É muito difícil de acreditar, mas “A Travessia” (2015) é mesmo inspirado por uma história real. Como já narrara “O Equilibrista” (2009), documentário de James Marsh vencedor do Oscar de 2010, o acrobata francês Philippe Petit, de fato, foi capaz de atravessar o inexpugnável vão que ligava as Torres Gêmeas, a Norte e a Sul, num longínquo 7 de agosto de 1974.

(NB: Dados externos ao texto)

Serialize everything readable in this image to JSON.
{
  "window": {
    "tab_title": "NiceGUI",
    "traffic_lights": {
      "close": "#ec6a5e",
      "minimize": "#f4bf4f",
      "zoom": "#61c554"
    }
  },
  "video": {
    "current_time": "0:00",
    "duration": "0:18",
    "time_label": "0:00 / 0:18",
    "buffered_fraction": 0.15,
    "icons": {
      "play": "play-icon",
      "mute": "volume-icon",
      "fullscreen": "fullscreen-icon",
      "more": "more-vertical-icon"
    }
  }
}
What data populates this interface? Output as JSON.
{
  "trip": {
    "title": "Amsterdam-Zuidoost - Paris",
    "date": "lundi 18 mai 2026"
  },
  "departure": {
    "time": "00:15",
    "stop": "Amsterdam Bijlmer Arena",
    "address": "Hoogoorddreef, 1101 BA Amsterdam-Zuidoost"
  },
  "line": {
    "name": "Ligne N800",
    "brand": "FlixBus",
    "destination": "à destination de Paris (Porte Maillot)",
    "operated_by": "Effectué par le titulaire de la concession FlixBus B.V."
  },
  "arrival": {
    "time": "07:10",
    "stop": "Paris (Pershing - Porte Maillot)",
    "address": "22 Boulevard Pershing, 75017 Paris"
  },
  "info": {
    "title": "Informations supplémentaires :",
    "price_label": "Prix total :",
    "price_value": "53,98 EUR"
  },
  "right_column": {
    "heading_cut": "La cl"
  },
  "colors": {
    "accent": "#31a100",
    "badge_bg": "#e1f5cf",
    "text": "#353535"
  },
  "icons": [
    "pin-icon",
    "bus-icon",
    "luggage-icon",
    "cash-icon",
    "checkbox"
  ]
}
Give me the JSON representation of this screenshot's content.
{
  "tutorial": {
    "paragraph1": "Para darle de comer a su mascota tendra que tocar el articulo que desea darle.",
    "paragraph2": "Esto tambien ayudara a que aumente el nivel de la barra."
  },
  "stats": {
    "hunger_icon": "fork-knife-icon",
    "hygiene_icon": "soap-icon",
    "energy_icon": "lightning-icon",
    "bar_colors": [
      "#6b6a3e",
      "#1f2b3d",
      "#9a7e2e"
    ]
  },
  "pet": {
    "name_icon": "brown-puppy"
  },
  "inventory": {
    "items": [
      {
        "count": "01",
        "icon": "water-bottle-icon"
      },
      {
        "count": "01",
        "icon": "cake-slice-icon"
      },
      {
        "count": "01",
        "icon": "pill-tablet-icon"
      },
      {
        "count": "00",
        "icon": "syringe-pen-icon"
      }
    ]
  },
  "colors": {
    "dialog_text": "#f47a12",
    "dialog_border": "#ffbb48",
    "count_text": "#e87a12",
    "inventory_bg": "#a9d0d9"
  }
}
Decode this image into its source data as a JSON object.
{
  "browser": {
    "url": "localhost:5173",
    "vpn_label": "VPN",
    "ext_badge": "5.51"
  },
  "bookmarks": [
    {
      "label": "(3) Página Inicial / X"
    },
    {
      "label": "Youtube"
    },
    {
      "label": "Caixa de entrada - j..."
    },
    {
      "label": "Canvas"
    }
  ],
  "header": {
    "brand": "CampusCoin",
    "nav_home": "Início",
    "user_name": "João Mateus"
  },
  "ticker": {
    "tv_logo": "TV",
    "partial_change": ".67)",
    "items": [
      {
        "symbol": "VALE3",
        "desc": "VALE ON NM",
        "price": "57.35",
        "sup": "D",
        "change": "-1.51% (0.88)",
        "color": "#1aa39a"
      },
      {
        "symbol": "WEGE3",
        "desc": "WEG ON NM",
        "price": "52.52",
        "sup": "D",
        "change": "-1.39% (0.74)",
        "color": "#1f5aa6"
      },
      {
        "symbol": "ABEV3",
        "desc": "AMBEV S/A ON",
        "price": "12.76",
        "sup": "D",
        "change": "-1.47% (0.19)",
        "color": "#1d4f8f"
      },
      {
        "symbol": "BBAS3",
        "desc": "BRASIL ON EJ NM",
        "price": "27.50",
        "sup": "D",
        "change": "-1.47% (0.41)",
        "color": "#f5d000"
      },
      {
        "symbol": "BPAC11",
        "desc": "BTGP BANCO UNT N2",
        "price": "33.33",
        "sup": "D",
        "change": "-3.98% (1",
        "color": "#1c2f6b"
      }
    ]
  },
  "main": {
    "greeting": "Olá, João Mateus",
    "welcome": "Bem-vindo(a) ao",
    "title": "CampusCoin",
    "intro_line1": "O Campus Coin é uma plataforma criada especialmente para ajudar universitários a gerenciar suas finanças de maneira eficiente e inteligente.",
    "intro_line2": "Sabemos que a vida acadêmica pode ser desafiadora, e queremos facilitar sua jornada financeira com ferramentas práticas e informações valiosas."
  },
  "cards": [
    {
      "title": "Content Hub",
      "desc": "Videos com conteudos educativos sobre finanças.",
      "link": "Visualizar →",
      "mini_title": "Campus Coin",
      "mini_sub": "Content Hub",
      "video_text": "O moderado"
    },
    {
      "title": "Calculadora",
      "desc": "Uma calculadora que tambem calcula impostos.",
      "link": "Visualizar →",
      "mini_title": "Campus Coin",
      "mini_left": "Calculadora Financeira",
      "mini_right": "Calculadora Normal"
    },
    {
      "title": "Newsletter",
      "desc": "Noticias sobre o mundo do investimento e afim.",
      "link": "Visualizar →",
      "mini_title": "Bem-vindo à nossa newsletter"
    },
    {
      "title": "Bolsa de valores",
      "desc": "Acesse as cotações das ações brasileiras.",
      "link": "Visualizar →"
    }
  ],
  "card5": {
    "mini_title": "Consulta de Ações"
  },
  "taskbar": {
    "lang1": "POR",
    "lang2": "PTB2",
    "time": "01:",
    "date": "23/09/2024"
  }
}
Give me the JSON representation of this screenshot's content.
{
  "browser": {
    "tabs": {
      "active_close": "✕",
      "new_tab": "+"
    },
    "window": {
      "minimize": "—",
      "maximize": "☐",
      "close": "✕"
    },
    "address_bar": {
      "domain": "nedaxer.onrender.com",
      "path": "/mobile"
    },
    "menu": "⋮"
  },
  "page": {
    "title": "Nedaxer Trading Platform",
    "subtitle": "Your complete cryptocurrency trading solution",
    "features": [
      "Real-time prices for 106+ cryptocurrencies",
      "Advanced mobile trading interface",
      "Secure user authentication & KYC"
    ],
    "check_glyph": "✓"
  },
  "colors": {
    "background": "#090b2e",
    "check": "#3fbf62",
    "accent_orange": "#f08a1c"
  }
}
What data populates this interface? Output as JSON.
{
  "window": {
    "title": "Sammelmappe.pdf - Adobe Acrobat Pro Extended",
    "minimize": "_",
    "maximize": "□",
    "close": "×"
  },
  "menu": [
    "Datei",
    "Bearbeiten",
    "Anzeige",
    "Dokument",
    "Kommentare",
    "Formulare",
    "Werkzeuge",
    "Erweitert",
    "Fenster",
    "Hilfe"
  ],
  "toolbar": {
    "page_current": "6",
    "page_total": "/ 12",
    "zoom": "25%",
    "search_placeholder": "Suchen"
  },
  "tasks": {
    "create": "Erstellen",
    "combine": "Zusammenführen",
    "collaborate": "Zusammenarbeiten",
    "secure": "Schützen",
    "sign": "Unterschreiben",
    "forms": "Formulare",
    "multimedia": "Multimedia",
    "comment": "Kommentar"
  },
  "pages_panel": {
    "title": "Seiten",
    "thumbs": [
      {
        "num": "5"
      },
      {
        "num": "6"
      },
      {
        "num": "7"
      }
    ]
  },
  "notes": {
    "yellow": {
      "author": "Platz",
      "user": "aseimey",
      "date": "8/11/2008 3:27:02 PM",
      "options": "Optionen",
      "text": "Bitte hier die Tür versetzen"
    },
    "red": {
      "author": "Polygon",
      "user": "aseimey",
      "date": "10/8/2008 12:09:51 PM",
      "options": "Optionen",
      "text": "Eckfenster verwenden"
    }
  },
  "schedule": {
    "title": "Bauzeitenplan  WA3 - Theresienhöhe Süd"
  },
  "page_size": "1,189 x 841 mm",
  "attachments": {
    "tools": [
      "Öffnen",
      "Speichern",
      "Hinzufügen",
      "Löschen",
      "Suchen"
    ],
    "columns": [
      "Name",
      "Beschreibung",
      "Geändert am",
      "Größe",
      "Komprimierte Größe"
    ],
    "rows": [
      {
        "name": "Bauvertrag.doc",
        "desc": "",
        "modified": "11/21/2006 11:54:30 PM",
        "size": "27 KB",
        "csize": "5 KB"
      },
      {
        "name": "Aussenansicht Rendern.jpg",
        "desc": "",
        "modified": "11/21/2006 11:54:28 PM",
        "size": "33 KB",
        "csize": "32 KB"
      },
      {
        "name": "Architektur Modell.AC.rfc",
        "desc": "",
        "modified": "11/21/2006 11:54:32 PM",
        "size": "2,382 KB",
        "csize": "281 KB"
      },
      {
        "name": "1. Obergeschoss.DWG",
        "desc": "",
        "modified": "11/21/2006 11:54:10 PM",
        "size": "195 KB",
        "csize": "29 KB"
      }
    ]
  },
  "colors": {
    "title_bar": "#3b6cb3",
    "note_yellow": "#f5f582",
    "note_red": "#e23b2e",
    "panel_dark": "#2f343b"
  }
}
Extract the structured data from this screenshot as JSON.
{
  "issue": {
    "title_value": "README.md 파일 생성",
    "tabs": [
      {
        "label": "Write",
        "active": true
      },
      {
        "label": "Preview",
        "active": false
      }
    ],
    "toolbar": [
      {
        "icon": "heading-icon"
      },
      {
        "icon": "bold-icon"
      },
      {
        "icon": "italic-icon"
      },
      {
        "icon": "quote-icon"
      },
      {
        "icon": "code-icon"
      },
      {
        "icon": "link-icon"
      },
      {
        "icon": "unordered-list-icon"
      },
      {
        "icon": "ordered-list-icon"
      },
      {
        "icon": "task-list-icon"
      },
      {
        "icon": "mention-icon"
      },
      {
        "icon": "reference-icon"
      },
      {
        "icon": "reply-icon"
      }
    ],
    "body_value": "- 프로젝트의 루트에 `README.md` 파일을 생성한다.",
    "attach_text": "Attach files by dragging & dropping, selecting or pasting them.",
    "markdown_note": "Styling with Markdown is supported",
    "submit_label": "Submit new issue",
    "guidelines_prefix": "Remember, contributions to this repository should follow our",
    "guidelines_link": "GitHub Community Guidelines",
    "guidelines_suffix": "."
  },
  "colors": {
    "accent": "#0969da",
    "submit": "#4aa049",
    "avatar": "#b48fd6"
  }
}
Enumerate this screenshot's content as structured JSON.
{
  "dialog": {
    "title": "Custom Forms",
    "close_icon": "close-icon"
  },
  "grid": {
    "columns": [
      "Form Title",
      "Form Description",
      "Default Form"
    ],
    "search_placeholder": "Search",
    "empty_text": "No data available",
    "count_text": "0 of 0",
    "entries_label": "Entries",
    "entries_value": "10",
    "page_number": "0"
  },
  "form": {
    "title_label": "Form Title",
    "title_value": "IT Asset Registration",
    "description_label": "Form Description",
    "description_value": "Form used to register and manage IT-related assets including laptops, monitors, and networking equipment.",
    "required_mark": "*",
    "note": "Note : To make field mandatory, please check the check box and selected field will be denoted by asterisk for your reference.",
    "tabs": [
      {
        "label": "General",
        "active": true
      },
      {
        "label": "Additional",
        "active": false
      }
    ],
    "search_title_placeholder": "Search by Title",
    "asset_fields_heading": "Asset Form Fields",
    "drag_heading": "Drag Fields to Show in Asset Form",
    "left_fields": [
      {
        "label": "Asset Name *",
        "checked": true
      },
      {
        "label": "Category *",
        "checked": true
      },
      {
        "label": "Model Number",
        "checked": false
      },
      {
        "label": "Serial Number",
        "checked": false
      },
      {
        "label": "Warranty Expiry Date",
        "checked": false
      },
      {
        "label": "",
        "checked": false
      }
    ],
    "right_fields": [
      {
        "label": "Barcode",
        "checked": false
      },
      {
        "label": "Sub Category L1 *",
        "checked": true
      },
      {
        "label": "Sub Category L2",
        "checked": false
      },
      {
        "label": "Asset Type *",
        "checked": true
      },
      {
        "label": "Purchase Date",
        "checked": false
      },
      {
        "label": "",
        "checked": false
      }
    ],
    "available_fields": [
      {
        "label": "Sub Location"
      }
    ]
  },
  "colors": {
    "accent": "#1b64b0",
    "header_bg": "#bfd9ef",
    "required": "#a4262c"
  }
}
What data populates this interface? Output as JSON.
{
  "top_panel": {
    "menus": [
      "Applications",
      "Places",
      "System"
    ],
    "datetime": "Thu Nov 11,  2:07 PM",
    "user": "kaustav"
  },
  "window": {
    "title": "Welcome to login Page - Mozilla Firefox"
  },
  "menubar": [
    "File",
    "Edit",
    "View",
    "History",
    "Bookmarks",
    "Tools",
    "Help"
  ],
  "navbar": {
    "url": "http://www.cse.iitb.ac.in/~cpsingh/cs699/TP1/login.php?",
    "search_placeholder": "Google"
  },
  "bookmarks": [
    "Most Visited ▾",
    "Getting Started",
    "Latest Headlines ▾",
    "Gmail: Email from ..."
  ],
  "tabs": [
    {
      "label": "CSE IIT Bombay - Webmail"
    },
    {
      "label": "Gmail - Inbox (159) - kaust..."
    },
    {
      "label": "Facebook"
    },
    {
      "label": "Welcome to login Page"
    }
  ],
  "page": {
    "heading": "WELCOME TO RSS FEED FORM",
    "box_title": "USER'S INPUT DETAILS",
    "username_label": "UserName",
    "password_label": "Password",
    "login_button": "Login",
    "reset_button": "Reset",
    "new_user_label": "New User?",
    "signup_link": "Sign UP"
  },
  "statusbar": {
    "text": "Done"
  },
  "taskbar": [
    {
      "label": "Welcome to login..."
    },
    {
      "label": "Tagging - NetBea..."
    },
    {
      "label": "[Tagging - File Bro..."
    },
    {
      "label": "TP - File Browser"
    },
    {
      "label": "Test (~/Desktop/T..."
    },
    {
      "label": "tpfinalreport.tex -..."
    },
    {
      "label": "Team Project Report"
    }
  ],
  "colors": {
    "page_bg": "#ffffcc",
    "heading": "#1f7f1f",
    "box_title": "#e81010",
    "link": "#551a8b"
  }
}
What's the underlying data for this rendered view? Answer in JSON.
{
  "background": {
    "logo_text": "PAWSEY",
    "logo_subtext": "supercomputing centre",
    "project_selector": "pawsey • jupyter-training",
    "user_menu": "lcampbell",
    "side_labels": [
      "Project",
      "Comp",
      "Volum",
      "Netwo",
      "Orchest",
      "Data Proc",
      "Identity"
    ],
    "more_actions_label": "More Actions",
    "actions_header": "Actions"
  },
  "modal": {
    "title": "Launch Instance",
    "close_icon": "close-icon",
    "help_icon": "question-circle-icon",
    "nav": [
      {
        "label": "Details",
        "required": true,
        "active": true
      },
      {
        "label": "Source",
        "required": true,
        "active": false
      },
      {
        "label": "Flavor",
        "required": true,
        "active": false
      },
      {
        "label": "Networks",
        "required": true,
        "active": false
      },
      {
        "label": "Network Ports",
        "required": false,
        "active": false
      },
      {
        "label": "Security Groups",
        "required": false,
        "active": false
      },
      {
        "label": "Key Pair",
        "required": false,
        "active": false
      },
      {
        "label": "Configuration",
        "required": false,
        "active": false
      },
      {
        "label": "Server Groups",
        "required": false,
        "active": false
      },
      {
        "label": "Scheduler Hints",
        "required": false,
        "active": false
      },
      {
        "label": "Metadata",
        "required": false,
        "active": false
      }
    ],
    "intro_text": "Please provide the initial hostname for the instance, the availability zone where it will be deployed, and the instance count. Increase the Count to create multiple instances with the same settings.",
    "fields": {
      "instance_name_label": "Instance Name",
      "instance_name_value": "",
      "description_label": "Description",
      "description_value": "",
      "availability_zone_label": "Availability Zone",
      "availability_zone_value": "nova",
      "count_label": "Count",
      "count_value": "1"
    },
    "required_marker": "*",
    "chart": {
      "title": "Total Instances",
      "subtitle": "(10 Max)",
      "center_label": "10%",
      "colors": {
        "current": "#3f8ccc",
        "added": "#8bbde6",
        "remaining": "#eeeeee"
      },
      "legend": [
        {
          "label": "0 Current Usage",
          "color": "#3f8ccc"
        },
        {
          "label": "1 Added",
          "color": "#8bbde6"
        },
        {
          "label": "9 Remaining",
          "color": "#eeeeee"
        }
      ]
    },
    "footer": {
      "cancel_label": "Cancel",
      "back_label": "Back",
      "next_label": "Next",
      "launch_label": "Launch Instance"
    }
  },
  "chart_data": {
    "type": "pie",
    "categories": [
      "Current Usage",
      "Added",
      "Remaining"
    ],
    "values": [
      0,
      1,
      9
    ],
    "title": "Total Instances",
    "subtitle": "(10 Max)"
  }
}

Com o filme, o diretor Robert Zemeckis ratifica a tendência iniciada com “O Náufrago” (2000) quanto a se debruçar sobre anti-heróis corajosos, workaholics assumidos, que se veem tomados por uma ideia, um propósito que se torna sua razão de viver. Na produção estrelada por Tom Hanks, muitos tons acima do previsível e quase sempre genial, como é o caso, a ambição de Chuck Noland era “apenas” sobreviver depois de despencar do azul numa ilha do Pacífico quando o Airbus A300 em que viajava sofre uma pane. “A Travessia” faz questão de se equilibrar na corda bamba, pendendo ora para o tédio da realidade, ao mostrar a preparação interminável de Petit quanto a realizar a maior aspiração de sua vida, ora para a fantasia ela mesma, ao levar à tela a empreitada do andarilho das nuvens, faltando pouco mais de meia hora para o desfecho melancólico.
Essa vacilação na narrativa talvez tenha sido o grande trunfo de Zemeckis no enredo. No introito, que sabe a um improviso construído com esmero, Joseph Gordon-Levitt se dirige ao espectador do ápice da Estátua da Liberdade, em Manhattan, com as Torres ao fundo num fim de tarde de sol. A partir de então, o público fica ciente de que a experiência pela qual irá passar tem exatamente essa meta, inseri-lo, ao longo de mais de duas horas, no espírito delirantemente sonhador de Petit, como num desenho animado, com direito a parceiros também intrépidos que passam a integrar sua turma e, claro, um par romântico, Annie Allix, que Charlotte Le Bon incorpora com tocante doçura — mesmo que sua personagem protagonize uma reviravolta que não interfere no andamento do roteiro, mas deixa translúcido o senso de realidade do longa. Ben Kingsley, sob a forma do treinador gaulês Papa Rudy, veterano dos picadeiros que transmite a Petit seus ensinamentos e lhe confidencia segredos profissionais de suma importância — como o uso do cavalete de três pinos —, dá um providencial toque de classe à história, numa participação afetiva e carismática.
À medida que “A Travessia” avança, Gordon-Levitt torna-se mais e mais necessário a fim de dar os arremates de que o argumento de Zemeckis necessita. Seu Philippe Petit, apesar do sotaque artificialmente carregado, se investe da aura de showman que dele se espera; convicto de seu papel messiânico de artista, o de, se preciso, se permitir imolar desabando de mais de quatrocentos metros de altura, se espatifando contra o implacável concreto da realidade — o que, felizmente, não acontece —, o equilibrista segue firme até ver que atingiu seu objetivo. Aliás, ele vai além: não contente em atravessar o World Trade Center de um espigão ao outro, Petit arma uma falseta à dupla de policiais que o espera no terraço de uma das torres, resguardados por uma legião de agentes no térreo e no ar. Ousado como os só os bons artistas conseguem ser.
As escolhas estéticas de Robert Zemeckis, que privilegia tomadas aéreas — cuidadosamente pensadas, mormente quando se avizinha o encerramento do filme, nunca são gratuitas. A questão visual é preponderante, mas a história em si, por se revestir de tanta força, é o ponto mais alto dessa travessia.